Gangloff, Eric J. et al. (2019). Data from: Lizards at the peak: physiological plasticity does not maintain performance in lizards transplanted to high altitude [Dataset]. Dryad. https://doi.org/10.5061/dryad.12rj7fr

Abstract

Warming climates are facilitating the range expansion of many taxa to habitats that were formerly thermally inhospitable, including to higher latitudes and elevations. The potential for such colonization, however, varies widely among taxa. Since environmental factors may interact to affect colonization potential, an understanding of underlying physiological and behavioural mechanisms is necessary to predict how species will respond to potentially suitable habitats. For example, temperature and oxygen availability will interact to shape physiological and performance traits. Our model species, the wall lizard Podarcis muralis, is a widely distributed ectotherm that continues to expand its range in Europe despite being limited by cold temperatures at high elevations and latitudes.
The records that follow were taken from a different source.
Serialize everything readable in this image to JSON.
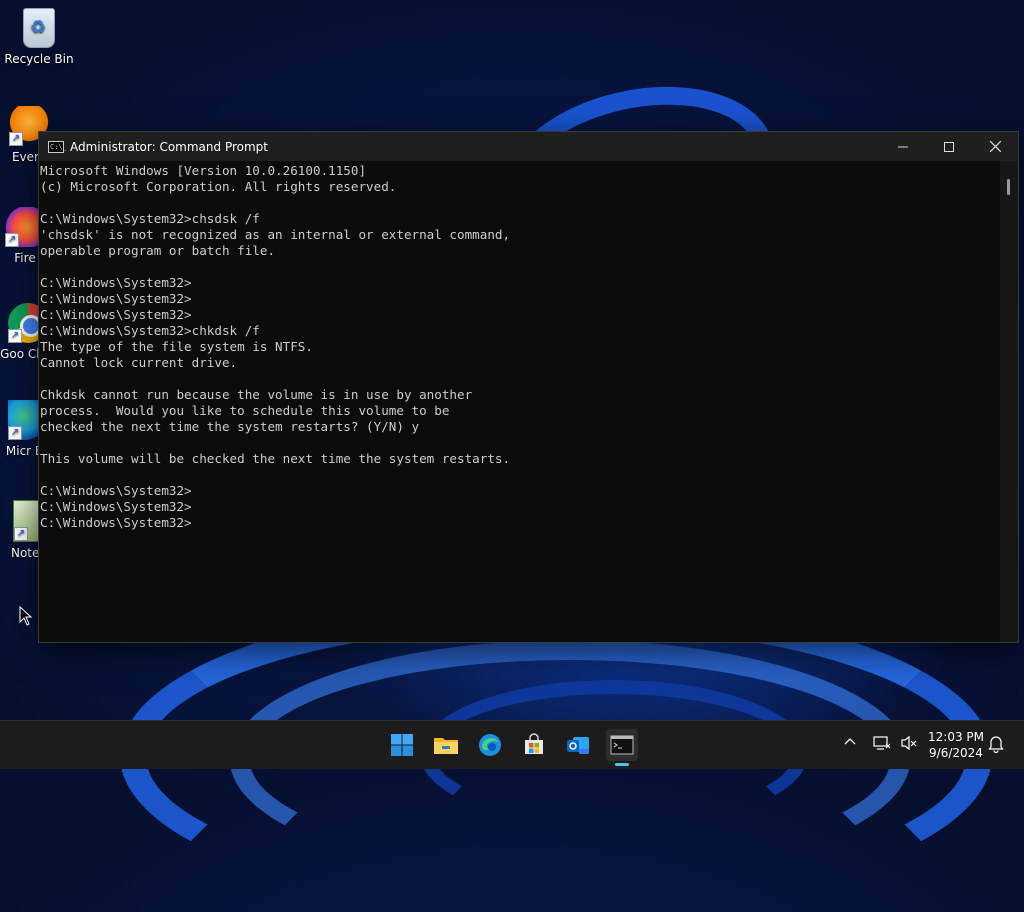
{
  "desktop": {
    "icons": [
      {
        "label": "Recycle Bin",
        "icon": "recycle-bin-icon"
      },
      {
        "label": "Every",
        "icon": "everything-icon"
      },
      {
        "label": "Fire",
        "icon": "firefox-icon"
      },
      {
        "label": "Goo Chro",
        "icon": "chrome-icon"
      },
      {
        "label": "Micr Ed",
        "icon": "edge-icon"
      },
      {
        "label": "Notep",
        "icon": "notepad-icon"
      }
    ]
  },
  "window": {
    "title": "Administrator: Command Prompt",
    "icon": "cmd-icon",
    "controls": {
      "minimize": "minimize-icon",
      "maximize": "maximize-icon",
      "close": "close-icon"
    }
  },
  "console": {
    "lines": [
      "Microsoft Windows [Version 10.0.26100.1150]",
      "(c) Microsoft Corporation. All rights reserved.",
      "",
      "C:\\Windows\\System32>chsdsk /f",
      "'chsdsk' is not recognized as an internal or external command,",
      "operable program or batch file.",
      "",
      "C:\\Windows\\System32>",
      "C:\\Windows\\System32>",
      "C:\\Windows\\System32>",
      "C:\\Windows\\System32>chkdsk /f",
      "The type of the file system is NTFS.",
      "Cannot lock current drive.",
      "",
      "Chkdsk cannot run because the volume is in use by another",
      "process.  Would you like to schedule this volume to be",
      "checked the next time the system restarts? (Y/N) y",
      "",
      "This volume will be checked the next time the system restarts.",
      "",
      "C:\\Windows\\System32>",
      "C:\\Windows\\System32>",
      "C:\\Windows\\System32>"
    ]
  },
  "taskbar": {
    "apps": [
      {
        "name": "start",
        "icon": "windows-start-icon"
      },
      {
        "name": "file-explorer",
        "icon": "folder-icon"
      },
      {
        "name": "edge",
        "icon": "edge-icon"
      },
      {
        "name": "store",
        "icon": "store-icon"
      },
      {
        "name": "outlook",
        "icon": "outlook-icon"
      },
      {
        "name": "terminal",
        "icon": "terminal-icon",
        "active": true
      }
    ],
    "tray": {
      "time": "12:03 PM",
      "date": "9/6/2024"
    }
  },
  "colors": {
    "console_bg": "#0c0c0c",
    "console_text": "#cccccc",
    "titlebar_bg": "#1f1f1f",
    "taskbar_bg": "#1c1c1c",
    "accent": "#4cc2ff"
  }
}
To test the potential for organisms to expand to warming high-altitude environments, we conducted a transplant experiment to quantify the within-individual effects of high-altitude hypoxia on physiological and performance traits. Transplanted lizards maintained individual differences in physiological traits related to oxygen capacity and metabolism (haemoglobin concentration, haematocrit, and peak post-exhaustion metabolic rate) as well as performance traits tied to fitness (sprint speed and running endurance). Although lizards altered blood biochemistry to increase oxygen-carrying capacity, their performance was reduced at high altitude. Furthermore, lizards at high altitude suffered a rapid loss of body condition over the six-week experiment, potentially indicating an energetic cost to hypoxia. Taken together, this demonstrates a limited potential for within-individual plasticity to facilitate colonization of novel high-altitude environments.